Depending on which casino mogul has his ear, he could get behind the House effort or simply hang the rest of Nevada‘s congressional delegation out to dry. The most leftward of the industry’s CEOs, Harrah’s Entertainment‘s Gary Loveman, has the largest stake here, having thrown in the World Series of Poker‘s lot with online gambling providers. But if Reid’s most vocal casino-industry backer, MGM Resorts International CEO Jim Murren, were to look unfavorably upon the Frank bill, well … all bets are off, as they say.
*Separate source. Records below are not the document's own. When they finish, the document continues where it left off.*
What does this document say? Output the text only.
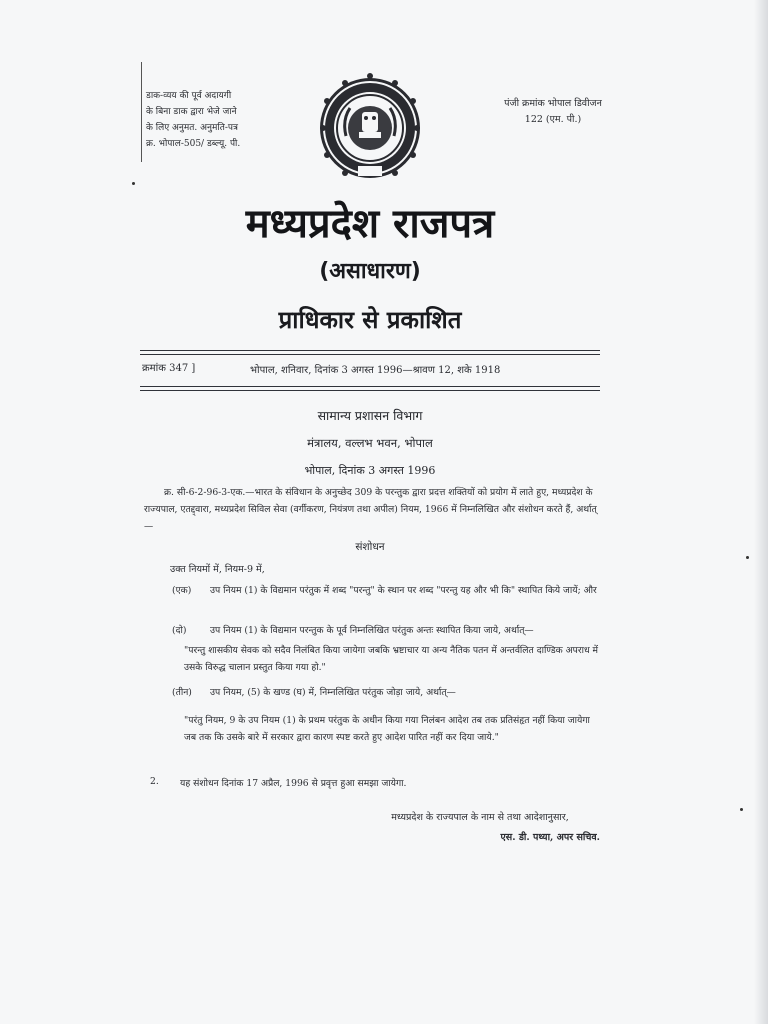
डाक-व्यय की पूर्व अदायगी
के बिना डाक द्वारा भेजे जाने
के लिए अनुमत. अनुमति-पत्र
क्र. भोपाल-505/ डब्ल्यू. पी.
पंजी क्रमांक भोपाल डिवीजन
122 (एम. पी.)
मध्यप्रदेश राजपत्र
(असाधारण)
प्राधिकार से प्रकाशित
क्रमांक 347 ]	भोपाल, शनिवार, दिनांक 3 अगस्त 1996—श्रावण 12, शके 1918
सामान्य प्रशासन विभाग
मंत्रालय, वल्लभ भवन, भोपाल
भोपाल, दिनांक 3 अगस्त 1996
क्र. सी-6-2-96-3-एक.—भारत के संविधान के अनुच्छेद 309 के परन्तुक द्वारा प्रदत्त शक्तियों को प्रयोग में लाते हुए, मध्यप्रदेश के राज्यपाल, एतद्द्वारा, मध्यप्रदेश सिविल सेवा (वर्गीकरण, नियंत्रण तथा अपील) नियम, 1966 में निम्नलिखित और संशोधन करते हैं, अर्थात्—
संशोधन
उक्त नियमों में, नियम-9 में,
(एक)	उप नियम (1) के विद्यमान परंतुक में शब्द "परन्तु" के स्थान पर शब्द "परन्तु यह और भी कि" स्थापित किये जायें; और
(दो)	उप नियम (1) के विद्यमान परन्तुक के पूर्व निम्नलिखित परंतुक अन्तः स्थापित किया जाये, अर्थात्—
"परन्तु शासकीय सेवक को सदैव निलंबित किया जायेगा जबकि भ्रष्टाचार या अन्य नैतिक पतन में अन्तर्वलित दाण्डिक अपराध में उसके विरुद्ध चालान प्रस्तुत किया गया हो."
(तीन)	उप नियम, (5) के खण्ड (घ) में, निम्नलिखित परंतुक जोड़ा जाये, अर्थात्—
"परंतु नियम, 9 के उप नियम (1) के प्रथम परंतुक के अधीन किया गया निलंबन आदेश तब तक प्रतिसंहृत नहीं किया जायेगा जब तक कि उसके बारे में सरकार द्वारा कारण स्पष्ट करते हुए आदेश पारित नहीं कर दिया जाये."
2.	यह संशोधन दिनांक 17 अप्रैल, 1996 से प्रवृत्त हुआ समझा जायेगा.
मध्यप्रदेश के राज्यपाल के नाम से तथा आदेशानुसार,
एस. डी. पथ्या, अपर सचिव.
If you’re an online punter, there are several reasons for concern here. One is that time is of the essence and Reid moves slowly, at best. Besides, he’s so fixated upon not advancing any bill that does have 60 votes in its favor that a few baleful glances from Sen. Jon Kyl (R-AZ) might send Hapless Harry scurrying. And, should GOP lawmakers pick up significant additional House and Senate seats in this fall’s midterms, we could be stuck with UIGEA for many years to come. Somebody needs to light a fire under Reid, stat.
Speaking of MGM, it has filed what is — at first glance, anyway — a ridiculous lawsuit against an Italian company that manufactures “Bellagio Lavender” mattresses. A decade back, the company was in high dudgeon (and rightly so) when the Treasure Island tribal casino in Minnesota sued what is now called “TI,” alleging trademark infringement. Never mind that Treasure Island was a book by Robert Louis Stevenson long before it was anybody’s casino. God help the person who is so careless as to use “Luxor” or “New York” or maybe even “Excalibur” in the name of their product; MGM’s gonna take you out to the shed for an old-fashioned ass-whuppin’.

– Seems to me that Japan’s huge pachinko parlor industry could be a powerful opponent to casino gambling, if it wasn’t bought off somehow. After all:
“… it employs a third of a million people, three times more than the steel industry; it commands 40 percent of Japan’s leisure industry, including restaurants and bars; and with almost 20 million regular enthusiasts coughing up more ¥30 trillion a year (a higher turnover than the car industry), it’s very big business indeed.”
http://www.japan-zone.com/modern/pachinko.shtml
– The bill will go nowhere in the Senate. The GOTea “leadership” has already demonstrated their legislating strategy: oppose, with all tools available, ANYTHING proposed by the majority party; and they are already screaming to “the base” that HarryandPelosiandObama are planning to run roughshod over the Constitution by passing a package of Leftist laws during the lame duck Congress. “Immoral” Internet gambling legalization would by high on their hit list.
The buck stops with Reid, IMO. He has been wishy-washy on repealing UIGEA from the get-go and, short of attaching it as a rider to an appropriations bill, I don’t see how he gets it through the Senate in the time remaining. If UIGEA repeal is posed as a stand-alone bill, it’s going to die in Filibuster Hell, no doubt about it. Sen. Kyl will see to that. ‘Net-betting is his “bete noire” and he’s certain to fight to the last bullet on this one (for which you have to admire him whether you share his views or not).
I repeat:
“- The bill will go nowhere in the Senate. The GOTea “leadership” has already demonstrated their legislating strategy: oppose, with all tools available, ANYTHING proposed by the majority party…”
You’re right about a stand-alone bill being dead on arrival, but they would filibuster an appropriations bill, too, if it had a “legalize immoral gambling” rider, just to play to the base.
As for Reid, he calculated that it had no chance, given GOTea and blue-dog Democrat opposition to so-called immoral issues, it could not pass – and would get in the way of more important legislation. I reluctantly agree.